Blaming Herself, And Letting It Go
LatestAnn Bauer wrote a hauntingly sad piece on Salon today about watching her autistic son Andrew turn from a boy she could almost get to know, to a violent, damaged man she might never understand.
She writes:
But in the months before turning 18, Andrew grew depressed and bitter. Huge and hairy — a young man who grows a beard by twilight — he suddenly became as withdrawn as he’d been at 4. Many of his old symptoms returned: the rocking and “stimming” (e.g., blinking rapidly at lights), the compulsion to empty bottles of liquid soap. Sometimes he would freeze, like a statue. Classic catatonia, the experts told us. We tried a series of medications, but that only made him worse.
Once during this phase, he beat me. A neighbor heard me screaming and called 911. But I blamed this on the drugs.

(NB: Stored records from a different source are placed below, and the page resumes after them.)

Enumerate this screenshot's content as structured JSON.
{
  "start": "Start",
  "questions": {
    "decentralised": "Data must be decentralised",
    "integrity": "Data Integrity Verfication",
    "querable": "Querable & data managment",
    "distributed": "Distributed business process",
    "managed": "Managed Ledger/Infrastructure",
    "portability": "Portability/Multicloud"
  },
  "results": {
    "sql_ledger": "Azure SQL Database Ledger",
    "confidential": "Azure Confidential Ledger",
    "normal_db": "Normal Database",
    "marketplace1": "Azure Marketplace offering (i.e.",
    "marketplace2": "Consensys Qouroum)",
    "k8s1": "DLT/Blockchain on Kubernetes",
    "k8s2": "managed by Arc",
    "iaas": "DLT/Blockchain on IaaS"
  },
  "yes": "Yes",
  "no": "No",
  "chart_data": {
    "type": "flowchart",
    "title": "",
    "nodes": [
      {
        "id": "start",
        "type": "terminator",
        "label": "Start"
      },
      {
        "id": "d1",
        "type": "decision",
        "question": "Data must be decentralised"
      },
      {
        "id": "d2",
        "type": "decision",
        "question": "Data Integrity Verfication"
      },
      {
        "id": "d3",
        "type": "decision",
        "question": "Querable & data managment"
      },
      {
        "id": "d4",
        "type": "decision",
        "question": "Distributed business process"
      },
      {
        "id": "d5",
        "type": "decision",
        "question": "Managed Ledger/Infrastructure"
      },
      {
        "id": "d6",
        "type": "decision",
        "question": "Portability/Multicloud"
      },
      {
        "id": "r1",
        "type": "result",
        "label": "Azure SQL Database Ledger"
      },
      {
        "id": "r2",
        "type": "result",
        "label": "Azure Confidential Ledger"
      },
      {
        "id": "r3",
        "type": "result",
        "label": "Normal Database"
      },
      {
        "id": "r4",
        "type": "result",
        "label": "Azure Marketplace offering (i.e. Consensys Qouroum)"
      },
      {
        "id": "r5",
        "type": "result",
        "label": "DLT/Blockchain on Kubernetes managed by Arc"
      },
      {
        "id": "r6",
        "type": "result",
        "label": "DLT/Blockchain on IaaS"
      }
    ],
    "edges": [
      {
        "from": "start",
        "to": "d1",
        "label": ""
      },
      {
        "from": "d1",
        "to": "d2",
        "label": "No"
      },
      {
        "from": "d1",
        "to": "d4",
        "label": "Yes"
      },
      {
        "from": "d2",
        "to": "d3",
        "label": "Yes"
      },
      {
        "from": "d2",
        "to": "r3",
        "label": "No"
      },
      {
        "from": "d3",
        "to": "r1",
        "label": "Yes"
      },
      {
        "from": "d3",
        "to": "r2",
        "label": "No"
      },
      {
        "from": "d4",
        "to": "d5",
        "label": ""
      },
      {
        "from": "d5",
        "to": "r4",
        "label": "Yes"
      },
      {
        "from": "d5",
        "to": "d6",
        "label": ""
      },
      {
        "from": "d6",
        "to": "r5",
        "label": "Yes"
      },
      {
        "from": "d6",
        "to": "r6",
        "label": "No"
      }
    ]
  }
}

He’s placed in a treatment center and then a series of group homes where his behavior deteriorates.
He shoplifted like a pro, traded his belongings for sexual favors, and dined and dashed so often some local restaurants had his picture posted in their kitchen under the words, “Don’t serve this man.” I told myself at least he was thinking, making his own bad choices, experiencing adult consequences. A part of me was even proud.
But he’d also quit reading, conversing, learning people’s names, or keeping track of the day of the week. He ate like some gnashing beast: stuffing food into his mouth until his cheeks bulged and food dribbled out onto his clothes. And after moving to the rural group home selected by a judge because it was miles from restaurants or businesses where he could steal, Andrew morphed again, the warty monster from a Grimm fairy tale, demolishing everything in his path.
He explains his behavior: “I don’t like being caged.”